Quick Tips for Planning Your Emergency Food Stash*
- Buy food that you actually like eating
- Buy low-sodium food because you should not eat items that increase thirst
- Include comfort food items (e.g. cookies)
- Create a list of your emergency food items and replenish as the foods expire
- Visit 72hours.gov to learn how to built your own emergency kit
72hours.gov recommends having at least a 3 gallon supply of water for each person in the household. Last week I bought 2 (2.5-gallon) jugs of water from Safeway and would like to buy a reusable BPA-free water jugs, such as this one from REI.
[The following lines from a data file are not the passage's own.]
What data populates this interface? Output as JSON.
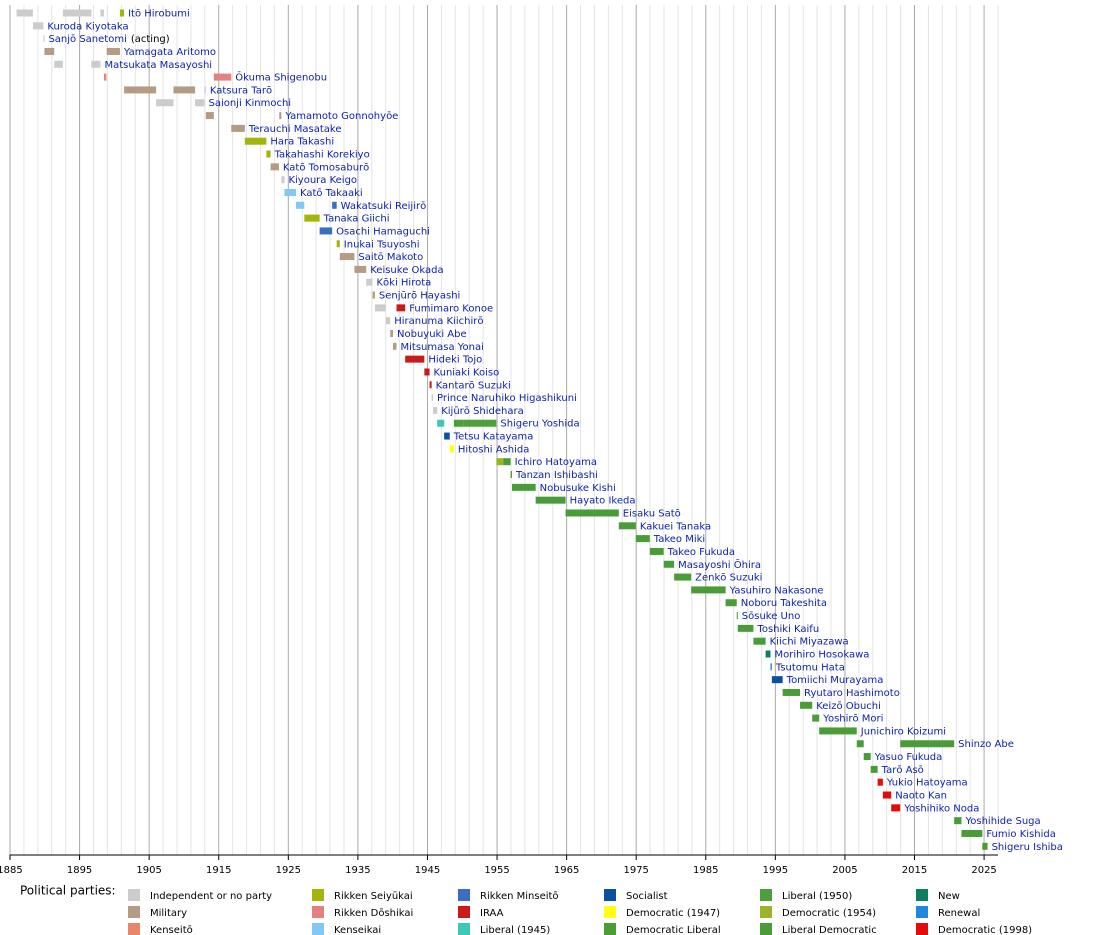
{
  "chart_data": {
    "type": "timeline",
    "xlim": [
      1885,
      2027
    ],
    "xticks": [
      1885,
      1895,
      1905,
      1915,
      1925,
      1935,
      1945,
      1955,
      1965,
      1975,
      1985,
      1995,
      2005,
      2015,
      2025
    ],
    "xminorticks": [
      1887,
      1889,
      1891,
      1893,
      1897,
      1899,
      1901,
      1903,
      1907,
      1909,
      1911,
      1913,
      1917,
      1919,
      1921,
      1923,
      1927,
      1929,
      1931,
      1933,
      1937,
      1939,
      1941,
      1943,
      1947,
      1949,
      1951,
      1953,
      1957,
      1959,
      1961,
      1963,
      1967,
      1969,
      1971,
      1973,
      1977,
      1979,
      1981,
      1983,
      1987,
      1989,
      1991,
      1993,
      1997,
      1999,
      2001,
      2003,
      2007,
      2009,
      2011,
      2013,
      2017,
      2019,
      2021,
      2023,
      2027
    ],
    "grid": true,
    "legend_title": "Political parties:",
    "parties": [
      {
        "name": "Independent or no party",
        "color": "#cccccc"
      },
      {
        "name": "Military",
        "color": "#b39b84"
      },
      {
        "name": "Kenseitō",
        "color": "#e8866b"
      },
      {
        "name": "Rikken Seiyūkai",
        "color": "#a3b40a"
      },
      {
        "name": "Rikken Dōshikai",
        "color": "#e38080"
      },
      {
        "name": "Kenseikai",
        "color": "#80c8f5"
      },
      {
        "name": "Rikken Minseitō",
        "color": "#3a6ec4"
      },
      {
        "name": "IRAA",
        "color": "#cc1a1a"
      },
      {
        "name": "Liberal (1945)",
        "color": "#3cc8b4"
      },
      {
        "name": "Socialist",
        "color": "#0a4fa0"
      },
      {
        "name": "Democratic (1947)",
        "color": "#ffff10"
      },
      {
        "name": "Democratic Liberal",
        "color": "#4a9e33"
      },
      {
        "name": "Liberal (1950)",
        "color": "#4e9e3e"
      },
      {
        "name": "Democratic (1954)",
        "color": "#98b428"
      },
      {
        "name": "Liberal Democratic",
        "color": "#4a9c38"
      },
      {
        "name": "New",
        "color": "#0a8060"
      },
      {
        "name": "Renewal",
        "color": "#1e88e0"
      },
      {
        "name": "Democratic (1998)",
        "color": "#e60a0a"
      }
    ],
    "rows": [
      {
        "name": "Itō Hirobumi",
        "terms": [
          {
            "start": 1885.95,
            "end": 1888.3,
            "party": "Independent or no party"
          },
          {
            "start": 1892.6,
            "end": 1896.7,
            "party": "Independent or no party"
          },
          {
            "start": 1898.0,
            "end": 1898.5,
            "party": "Independent or no party"
          },
          {
            "start": 1900.8,
            "end": 1901.4,
            "party": "Rikken Seiyūkai"
          }
        ]
      },
      {
        "name": "Kuroda Kiyotaka",
        "terms": [
          {
            "start": 1888.3,
            "end": 1889.8,
            "party": "Independent or no party"
          }
        ]
      },
      {
        "name": "Sanjō Sanetomi",
        "note": "(acting)",
        "terms": [
          {
            "start": 1889.8,
            "end": 1889.95,
            "party": "Independent or no party"
          }
        ]
      },
      {
        "name": "Yamagata Aritomo",
        "terms": [
          {
            "start": 1889.95,
            "end": 1891.35,
            "party": "Military"
          },
          {
            "start": 1898.9,
            "end": 1900.8,
            "party": "Military"
          }
        ]
      },
      {
        "name": "Matsukata Masayoshi",
        "terms": [
          {
            "start": 1891.35,
            "end": 1892.6,
            "party": "Independent or no party"
          },
          {
            "start": 1896.7,
            "end": 1898.0,
            "party": "Independent or no party"
          }
        ]
      },
      {
        "name": "Ōkuma Shigenobu",
        "terms": [
          {
            "start": 1898.5,
            "end": 1898.85,
            "party": "Kenseitō"
          },
          {
            "start": 1914.3,
            "end": 1916.8,
            "party": "Rikken Dōshikai"
          }
        ]
      },
      {
        "name": "Katsura Tarō",
        "terms": [
          {
            "start": 1901.4,
            "end": 1906.0,
            "party": "Military"
          },
          {
            "start": 1908.5,
            "end": 1911.6,
            "party": "Military"
          },
          {
            "start": 1912.95,
            "end": 1913.15,
            "party": "Independent or no party"
          }
        ]
      },
      {
        "name": "Saionji Kinmochi",
        "terms": [
          {
            "start": 1906.0,
            "end": 1908.5,
            "party": "Independent or no party"
          },
          {
            "start": 1911.6,
            "end": 1912.95,
            "party": "Independent or no party"
          }
        ]
      },
      {
        "name": "Yamamoto Gonnohyōe",
        "terms": [
          {
            "start": 1913.15,
            "end": 1914.3,
            "party": "Military"
          },
          {
            "start": 1923.7,
            "end": 1924.0,
            "party": "Military"
          }
        ]
      },
      {
        "name": "Terauchi Masatake",
        "terms": [
          {
            "start": 1916.8,
            "end": 1918.75,
            "party": "Military"
          }
        ]
      },
      {
        "name": "Hara Takashi",
        "terms": [
          {
            "start": 1918.75,
            "end": 1921.85,
            "party": "Rikken Seiyūkai"
          }
        ]
      },
      {
        "name": "Takahashi Korekiyo",
        "terms": [
          {
            "start": 1921.85,
            "end": 1922.45,
            "party": "Rikken Seiyūkai"
          }
        ]
      },
      {
        "name": "Katō Tomosaburō",
        "terms": [
          {
            "start": 1922.45,
            "end": 1923.65,
            "party": "Military"
          }
        ]
      },
      {
        "name": "Kiyoura Keigo",
        "terms": [
          {
            "start": 1924.0,
            "end": 1924.45,
            "party": "Independent or no party"
          }
        ]
      },
      {
        "name": "Katō Takaaki",
        "terms": [
          {
            "start": 1924.45,
            "end": 1926.1,
            "party": "Kenseikai"
          }
        ]
      },
      {
        "name": "Wakatsuki Reijirō",
        "terms": [
          {
            "start": 1926.1,
            "end": 1927.3,
            "party": "Kenseikai"
          },
          {
            "start": 1931.3,
            "end": 1931.95,
            "party": "Rikken Minseitō"
          }
        ]
      },
      {
        "name": "Tanaka Giichi",
        "terms": [
          {
            "start": 1927.3,
            "end": 1929.5,
            "party": "Rikken Seiyūkai"
          }
        ]
      },
      {
        "name": "Osachi Hamaguchi",
        "terms": [
          {
            "start": 1929.5,
            "end": 1931.3,
            "party": "Rikken Minseitō"
          }
        ]
      },
      {
        "name": "Inukai Tsuyoshi",
        "terms": [
          {
            "start": 1931.95,
            "end": 1932.4,
            "party": "Rikken Seiyūkai"
          }
        ]
      },
      {
        "name": "Saitō Makoto",
        "terms": [
          {
            "start": 1932.4,
            "end": 1934.5,
            "party": "Military"
          }
        ]
      },
      {
        "name": "Keisuke Okada",
        "terms": [
          {
            "start": 1934.5,
            "end": 1936.2,
            "party": "Military"
          }
        ]
      },
      {
        "name": "Kōki Hirota",
        "terms": [
          {
            "start": 1936.2,
            "end": 1937.1,
            "party": "Independent or no party"
          }
        ]
      },
      {
        "name": "Senjūrō Hayashi",
        "terms": [
          {
            "start": 1937.1,
            "end": 1937.45,
            "party": "Military"
          }
        ]
      },
      {
        "name": "Fumimaro Konoe",
        "terms": [
          {
            "start": 1937.45,
            "end": 1939.0,
            "party": "Independent or no party"
          },
          {
            "start": 1940.55,
            "end": 1941.8,
            "party": "IRAA"
          }
        ]
      },
      {
        "name": "Hiranuma Kiichirō",
        "terms": [
          {
            "start": 1939.0,
            "end": 1939.65,
            "party": "Independent or no party"
          }
        ]
      },
      {
        "name": "Nobuyuki Abe",
        "terms": [
          {
            "start": 1939.65,
            "end": 1940.05,
            "party": "Military"
          }
        ]
      },
      {
        "name": "Mitsumasa Yonai",
        "terms": [
          {
            "start": 1940.05,
            "end": 1940.55,
            "party": "Military"
          }
        ]
      },
      {
        "name": "Hideki Tojo",
        "terms": [
          {
            "start": 1941.8,
            "end": 1944.55,
            "party": "IRAA"
          }
        ]
      },
      {
        "name": "Kuniaki Koiso",
        "terms": [
          {
            "start": 1944.55,
            "end": 1945.3,
            "party": "IRAA"
          }
        ]
      },
      {
        "name": "Kantarō Suzuki",
        "terms": [
          {
            "start": 1945.3,
            "end": 1945.6,
            "party": "IRAA"
          }
        ]
      },
      {
        "name": "Prince Naruhiko Higashikuni",
        "terms": [
          {
            "start": 1945.6,
            "end": 1945.8,
            "party": "Independent or no party"
          }
        ]
      },
      {
        "name": "Kijūrō Shidehara",
        "terms": [
          {
            "start": 1945.8,
            "end": 1946.4,
            "party": "Independent or no party"
          }
        ]
      },
      {
        "name": "Shigeru Yoshida",
        "terms": [
          {
            "start": 1946.4,
            "end": 1947.4,
            "party": "Liberal (1945)"
          },
          {
            "start": 1948.8,
            "end": 1950.2,
            "party": "Democratic Liberal"
          },
          {
            "start": 1950.2,
            "end": 1954.9,
            "party": "Liberal (1950)"
          }
        ]
      },
      {
        "name": "Tetsu Katayama",
        "terms": [
          {
            "start": 1947.4,
            "end": 1948.2,
            "party": "Socialist"
          }
        ]
      },
      {
        "name": "Hitoshi Ashida",
        "terms": [
          {
            "start": 1948.2,
            "end": 1948.8,
            "party": "Democratic (1947)"
          }
        ]
      },
      {
        "name": "Ichiro Hatoyama",
        "terms": [
          {
            "start": 1954.9,
            "end": 1955.9,
            "party": "Democratic (1954)"
          },
          {
            "start": 1955.9,
            "end": 1956.95,
            "party": "Liberal Democratic"
          }
        ]
      },
      {
        "name": "Tanzan Ishibashi",
        "terms": [
          {
            "start": 1956.95,
            "end": 1957.15,
            "party": "Liberal Democratic"
          }
        ]
      },
      {
        "name": "Nobusuke Kishi",
        "terms": [
          {
            "start": 1957.15,
            "end": 1960.55,
            "party": "Liberal Democratic"
          }
        ]
      },
      {
        "name": "Hayato Ikeda",
        "terms": [
          {
            "start": 1960.55,
            "end": 1964.85,
            "party": "Liberal Democratic"
          }
        ]
      },
      {
        "name": "Eisaku Satō",
        "terms": [
          {
            "start": 1964.85,
            "end": 1972.5,
            "party": "Liberal Democratic"
          }
        ]
      },
      {
        "name": "Kakuei Tanaka",
        "terms": [
          {
            "start": 1972.5,
            "end": 1974.95,
            "party": "Liberal Democratic"
          }
        ]
      },
      {
        "name": "Takeo Miki",
        "terms": [
          {
            "start": 1974.95,
            "end": 1976.95,
            "party": "Liberal Democratic"
          }
        ]
      },
      {
        "name": "Takeo Fukuda",
        "terms": [
          {
            "start": 1976.95,
            "end": 1978.95,
            "party": "Liberal Democratic"
          }
        ]
      },
      {
        "name": "Masayoshi Ōhira",
        "terms": [
          {
            "start": 1978.95,
            "end": 1980.45,
            "party": "Liberal Democratic"
          }
        ]
      },
      {
        "name": "Zenkō Suzuki",
        "terms": [
          {
            "start": 1980.45,
            "end": 1982.9,
            "party": "Liberal Democratic"
          }
        ]
      },
      {
        "name": "Yasuhiro Nakasone",
        "terms": [
          {
            "start": 1982.9,
            "end": 1987.85,
            "party": "Liberal Democratic"
          }
        ]
      },
      {
        "name": "Noboru Takeshita",
        "terms": [
          {
            "start": 1987.85,
            "end": 1989.45,
            "party": "Liberal Democratic"
          }
        ]
      },
      {
        "name": "Sōsuke Uno",
        "terms": [
          {
            "start": 1989.45,
            "end": 1989.6,
            "party": "Liberal Democratic"
          }
        ]
      },
      {
        "name": "Toshiki Kaifu",
        "terms": [
          {
            "start": 1989.6,
            "end": 1991.85,
            "party": "Liberal Democratic"
          }
        ]
      },
      {
        "name": "Kiichi Miyazawa",
        "terms": [
          {
            "start": 1991.85,
            "end": 1993.6,
            "party": "Liberal Democratic"
          }
        ]
      },
      {
        "name": "Morihiro Hosokawa",
        "terms": [
          {
            "start": 1993.6,
            "end": 1994.3,
            "party": "New"
          }
        ]
      },
      {
        "name": "Tsutomu Hata",
        "terms": [
          {
            "start": 1994.3,
            "end": 1994.5,
            "party": "Renewal"
          }
        ]
      },
      {
        "name": "Tomiichi Murayama",
        "terms": [
          {
            "start": 1994.5,
            "end": 1996.05,
            "party": "Socialist"
          }
        ]
      },
      {
        "name": "Ryutaro Hashimoto",
        "terms": [
          {
            "start": 1996.05,
            "end": 1998.55,
            "party": "Liberal Democratic"
          }
        ]
      },
      {
        "name": "Keizō Obuchi",
        "terms": [
          {
            "start": 1998.55,
            "end": 2000.3,
            "party": "Liberal Democratic"
          }
        ]
      },
      {
        "name": "Yoshirō Mori",
        "terms": [
          {
            "start": 2000.3,
            "end": 2001.3,
            "party": "Liberal Democratic"
          }
        ]
      },
      {
        "name": "Junichiro Koizumi",
        "terms": [
          {
            "start": 2001.3,
            "end": 2006.7,
            "party": "Liberal Democratic"
          }
        ]
      },
      {
        "name": "Shinzo Abe",
        "terms": [
          {
            "start": 2006.7,
            "end": 2007.7,
            "party": "Liberal Democratic"
          },
          {
            "start": 2012.95,
            "end": 2020.7,
            "party": "Liberal Democratic"
          }
        ]
      },
      {
        "name": "Yasuo Fukuda",
        "terms": [
          {
            "start": 2007.7,
            "end": 2008.7,
            "party": "Liberal Democratic"
          }
        ]
      },
      {
        "name": "Tarō Asō",
        "terms": [
          {
            "start": 2008.7,
            "end": 2009.7,
            "party": "Liberal Democratic"
          }
        ]
      },
      {
        "name": "Yukio Hatoyama",
        "terms": [
          {
            "start": 2009.7,
            "end": 2010.45,
            "party": "Democratic (1998)"
          }
        ]
      },
      {
        "name": "Naoto Kan",
        "terms": [
          {
            "start": 2010.45,
            "end": 2011.65,
            "party": "Democratic (1998)"
          }
        ]
      },
      {
        "name": "Yoshihiko Noda",
        "terms": [
          {
            "start": 2011.65,
            "end": 2012.95,
            "party": "Democratic (1998)"
          }
        ]
      },
      {
        "name": "Yoshihide Suga",
        "terms": [
          {
            "start": 2020.7,
            "end": 2021.75,
            "party": "Liberal Democratic"
          }
        ]
      },
      {
        "name": "Fumio Kishida",
        "terms": [
          {
            "start": 2021.75,
            "end": 2024.75,
            "party": "Liberal Democratic"
          }
        ]
      },
      {
        "name": "Shigeru Ishiba",
        "terms": [
          {
            "start": 2024.75,
            "end": 2025.5,
            "party": "Liberal Democratic"
          }
        ]
      }
    ]
  }
}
In addition to food prep, I also solidified my emergency meeting spot with Sam and created a list of our family members’ phone numbers. I printed it out and put it with our earthquake kit, and my brother put it on a shared Google doc for all of us to access online. I’m also working on memorizing important phone numbers; so far I know Sam’s, my mom’s and my dad’s. It’s crazy what the speed dial function on my cell phone has done to the number of phone numbers I have memorized.
Whew! That’s a lot! What are you doing to make sure you’re prepared if there’s an emergency? Any quick tips I should add to my list?
*Please note: This list is not meant to be your primary guide for preparing for an emergency. For a more comprehensive guide to emergency preparedness, visit a site such as 72hours.gov, FEMA, or The American Red Cross.